LONDON, July 6 (Reuters) - Britain's Ocado said demand for its grocery business and technology remained strong after it announced a 20% rise in first-half retail revenue on Tuesday and a new contract in Spain.

The online grocer said the pandemic had resulted in a permanent shift to web-based shopping, helping drive demand for groceries it sells with partner Marks & Spencer and for its technology which helps retailers expand online.

Its retail revenue for the 26 weeks to May 30, a period when Britain was mostly lockdown, rose 20% to 1.2 billion pounds ($1.66 billion).

As COVID-19 restrictions in the UK have eased, Ocado said that it was continuing to add new customers and while basket sizes had shrunk a little since restaurants had reopened, they were still larger than before the pandemic.

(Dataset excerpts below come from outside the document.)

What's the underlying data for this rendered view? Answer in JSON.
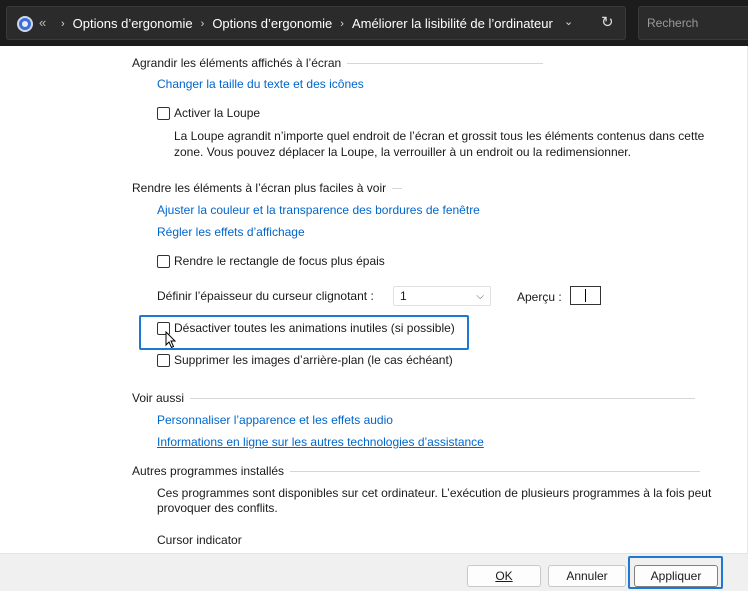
{
  "address_bar": {
    "breadcrumbs": [
      "Options d’ergonomie",
      "Options d’ergonomie",
      "Améliorer la lisibilité de l’ordinateur"
    ],
    "more_glyph": "«",
    "separator": "›",
    "search_placeholder": "Recherch"
  },
  "section1": {
    "heading": "Agrandir les éléments affichés à l’écran",
    "link": "Changer la taille du texte et des icônes",
    "checkbox_label": "Activer la Loupe",
    "checked": false,
    "description": "La Loupe agrandit n’importe quel endroit de l’écran et grossit tous les éléments contenus dans cette zone. Vous pouvez déplacer la Loupe, la verrouiller à un endroit ou la redimensionner."
  },
  "section2": {
    "heading": "Rendre les éléments à l’écran plus faciles à voir",
    "link1": "Ajuster la couleur et la transparence des bordures de fenêtre",
    "link2": "Régler les effets d’affichage",
    "focus_checkbox": "Rendre le rectangle de focus plus épais",
    "cursor_label": "Définir l’épaisseur du curseur clignotant :",
    "cursor_value": "1",
    "preview_label": "Aperçu :",
    "animations_checkbox": "Désactiver toutes les animations inutiles (si possible)",
    "background_checkbox": "Supprimer les images d’arrière-plan (le cas échéant)"
  },
  "section3": {
    "heading": "Voir aussi",
    "link1": "Personnaliser l’apparence et les effets audio",
    "link2": "Informations en ligne sur les autres technologies d’assistance"
  },
  "section4": {
    "heading": "Autres programmes installés",
    "description": "Ces programmes sont disponibles sur cet ordinateur. L’exécution de plusieurs programmes à la fois peut provoquer des conflits.",
    "program": "Cursor indicator"
  },
  "footer": {
    "ok_label": "OK",
    "cancel_label": "Annuler",
    "apply_label": "Appliquer"
  },
  "colors": {
    "link": "#0066cc",
    "highlight": "#1e78d2",
    "titlebar": "#1c1c1c"
  }
}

"We are confident Ocado Retail will continue to grow market share as we help them to roll out even more capacity," CEO Tim Steiner told reporters.

TECHNOLOGY CONTRACT

Ocado also announced its first new technology contract since the pandemic began as it signed up Auchan Retail to help expand the online business of its Alcampo supermarket chain in Spain.

Steiner said the deal "may open up other opportunities" with Auchan, a global grocery retailer.

The company also kept its full-year outlook and said it was comfortable with the consensus for group core earnings (EBITDA).

Ocado shares were up 2.8% to 2,041 pence at 0832 GMT.

"We see a new contract and encouraging newsflow around retail performance as encouraging," said Numis analysts in a note.

Ocado already has contracts for its robotic warehouse technology with supermarket groups including Kroger in the United States, Casino in France and Aeon in Japan.

Ocado shares are down 11% this year versus Britain's bluechip index which is up 11%. That weakness follows a surge in the stock in the early stages of the pandemic last year.